28.58 (routine) What is the role of the dehydration step in the aldol condensation? Why is it irreversible?

28.59 (moderate) Compare the equilibrium constants of: (a) aldol (ketone + ketone → β-hydroxy diketone) and (b) aldol condensation (β-hydroxy → enone + H₂O). Which has the larger equilibrium constant favoring product?

28.60 (challenge) A student claims that aldol can be performed at very high pressure to drive the equilibrium toward product. Critique this claim. What would actually drive the reaction to product?
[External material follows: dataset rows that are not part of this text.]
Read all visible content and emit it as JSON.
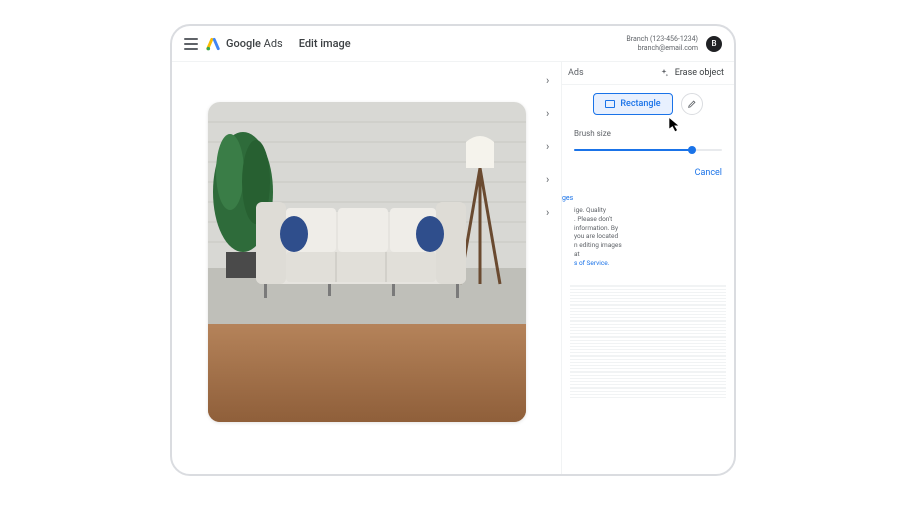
{
  "header": {
    "brand_bold": "Google",
    "brand_regular": "Ads",
    "page_title": "Edit image",
    "account_line1": "Branch (123-456-1234)",
    "account_line2": "branch@email.com",
    "avatar_initial": "B"
  },
  "panel": {
    "back_label": "Ads",
    "title": "Erase object",
    "tool_rectangle_label": "Rectangle",
    "brush_size_label": "Brush size",
    "brush_size_value": 80,
    "cancel_label": "Cancel",
    "link_label": "ges",
    "disclaimer_lines": [
      "ige. Quality",
      ". Please don't",
      "information. By",
      "you are located",
      "n editing images",
      "at"
    ],
    "tos_label": "s of Service."
  },
  "icons": {
    "menu": "menu-icon",
    "logo": "google-ads-logo-icon",
    "sparkle": "sparkle-icon",
    "rectangle": "rectangle-icon",
    "brush": "brush-icon",
    "cursor": "cursor-icon",
    "chevron": "chevron-right-icon"
  },
  "colors": {
    "primary": "#1a73e8",
    "primary_bg": "#e8f0fe",
    "text": "#3c4043",
    "muted": "#5f6368",
    "border": "#dadce0"
  }
}
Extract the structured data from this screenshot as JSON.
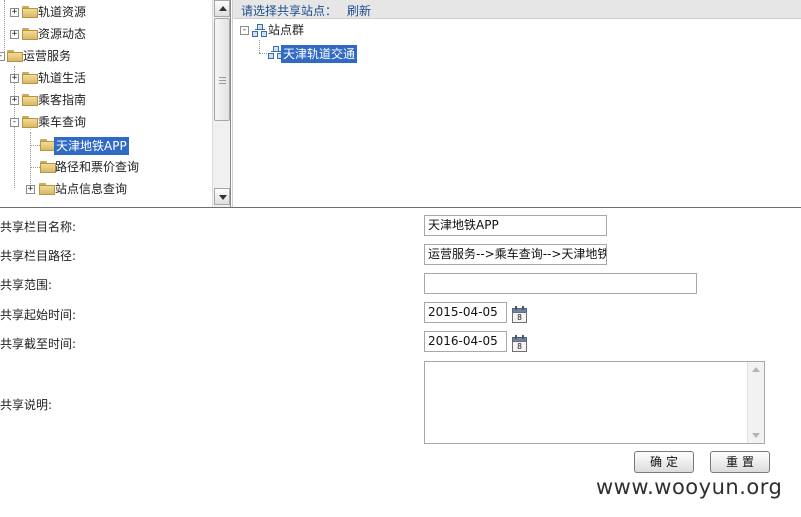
{
  "tree": {
    "items": [
      {
        "label": "轨道资源",
        "toggle": "+"
      },
      {
        "label": "资源动态",
        "toggle": "+"
      },
      {
        "label": "运营服务",
        "toggle": "-"
      },
      {
        "label": "轨道生活",
        "toggle": "+"
      },
      {
        "label": "乘客指南",
        "toggle": "+"
      },
      {
        "label": "乘车查询",
        "toggle": "-"
      },
      {
        "label": "天津地铁APP",
        "selected": true
      },
      {
        "label": "路径和票价查询"
      },
      {
        "label": "站点信息查询",
        "toggle": "+"
      }
    ]
  },
  "sites": {
    "header_label": "请选择共享站点：",
    "refresh": "刷新",
    "group_toggle": "-",
    "group": "站点群",
    "site": "天津轨道交通"
  },
  "form": {
    "name_label": "共享栏目名称:",
    "name_value": "天津地铁APP",
    "path_label": "共享栏目路径:",
    "path_value": "运营服务-->乘车查询-->天津地铁APP",
    "scope_label": "共享范围:",
    "scope_value": "",
    "start_label": "共享起始时间:",
    "start_value": "2015-04-05",
    "end_label": "共享截至时间:",
    "end_value": "2016-04-05",
    "calendar_day": "8",
    "desc_label": "共享说明:",
    "desc_value": "",
    "confirm": "确定",
    "reset": "重置"
  },
  "watermark": "www.wooyun.org",
  "colors": {
    "header_text": "#1d4e8f",
    "selection": "#316ac5",
    "folder": "#e8c877"
  },
  "icons": [
    "folder-icon",
    "network-icon",
    "calendar-icon",
    "scroll-up-arrow",
    "scroll-down-arrow"
  ]
}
Notes for instructors: This chapter is the central engine of synthesis. Common stumbling blocks: (1) confusing aldol (with C=O substrate) and Claisen (with ester substrate) — they look similar but the leaving group and product type differ. (2) Forgetting the role of the final β-keto ester deprotonation in Claisen — it's what drives the equilibrium. (3) Missing the dehydration step in aldol condensation. (4) Not recognizing the crossed-aldol selectivity strategies (LDA, no-α-H electrophile). Computational exercises: predict the Zimmerman-Traxler transition state energies for syn vs anti aldol using DFT.